Salvador Dali described his creative process as the paranoid-critical method, and Stamaty’s work seems to use a similarly heightened sense of self-awareness. This ends up unworkable in the long term. As the book goes on, the narrative tightens, and while it’s clear throughout that Stamaty has anxiety about each installment keeping the narrative going, he also understands the strip draws its power from being free-wheeling and digressive. Shortly after the dishwasher defeats the fast food CEO in hand-to-hand combat, the anthropomorphic depiction of the strip itself becomes the central character, expressing his exhaustion and desire for a vacation. The self-consciousness that drove the comic became paralyzing. The New York Review Comics collection, issued in 2019, forty years after the strip’s initial appearance in the Village Voice, contains an afterword by Stamaty explaining that he ended the strip not long after the plot wrapped itself up after a run of a little less than two years because he felt paralyzed by the expectation to be funny, and the impulses to be funny and still keep a plot going had made drawing the strip time-consuming. He took time off, and eventually began doing more personal, less labored-over work, under a different title. If I understand his description correctly, some of these strips don’t have understandable language at all. I haven’t seen these strips, although it seems like NYRC is interested in publishing a reprint of them in the future. Stamaty, discussing this work, views it more in the context of poetry, in terms of the people who liked it and what they praised it for.

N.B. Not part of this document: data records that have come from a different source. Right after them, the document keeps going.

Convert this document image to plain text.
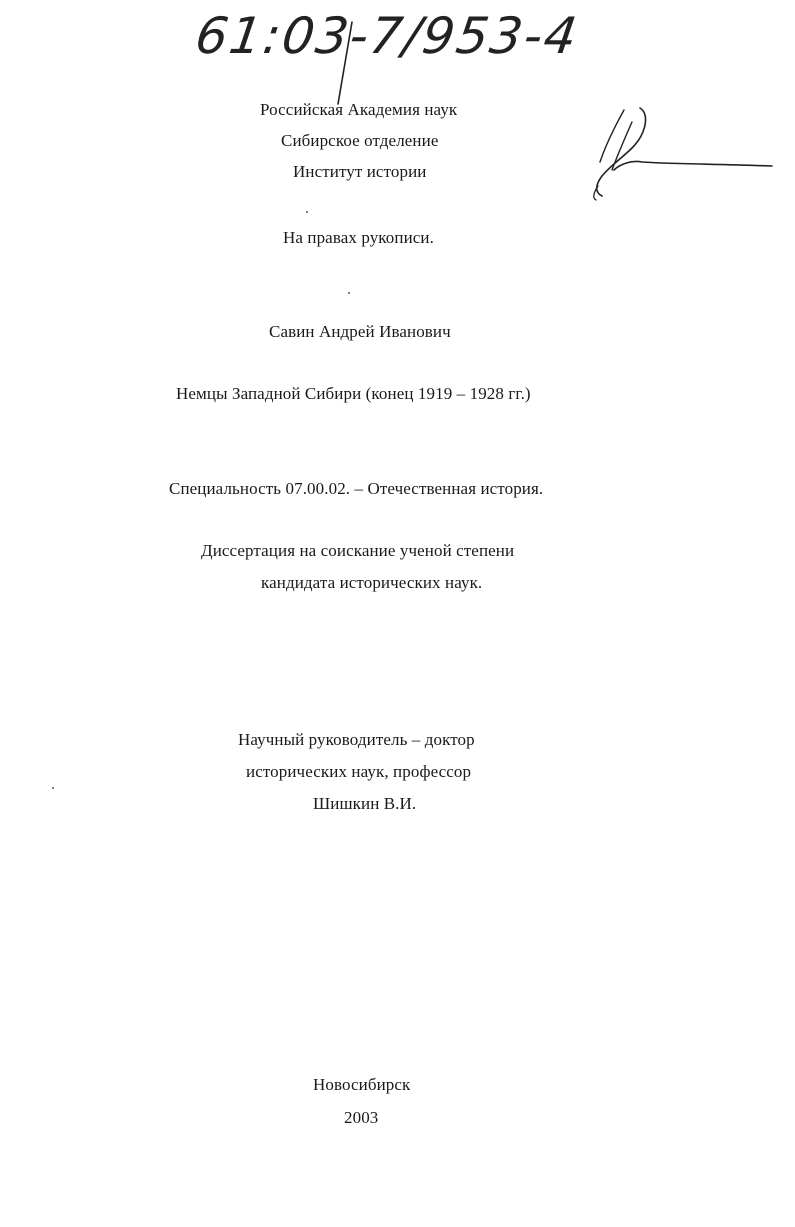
61:03-7/953-4
Российская Академия наук
Сибирское отделение
Институт истории
На правах рукописи.
Савин Андрей Иванович
Немцы Западной Сибири (конец 1919 – 1928 гг.)
Специальность 07.00.02. – Отечественная история.
Диссертация на соискание ученой степени
кандидата исторических наук.
Научный руководитель – доктор
исторических наук, профессор
Шишкин В.И.
Новосибирск
2003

MacDoodle St. is itself poetic, as well as funny. While its working class protagonist at odds against corporate conspiracy feels resonant in 2020, do not think for one minute that it’s some sort of long-form editorial cartoon which will primarily appeal to those who agree with it. The pleasures it possesses are related to it as a true alternative, unlike any other comic of its era. The casual sense of understanding daily life it possesses is inextricable from its truly ecstatic sense of invention. You can believe in the radiant horizon it promises for the future of the medium.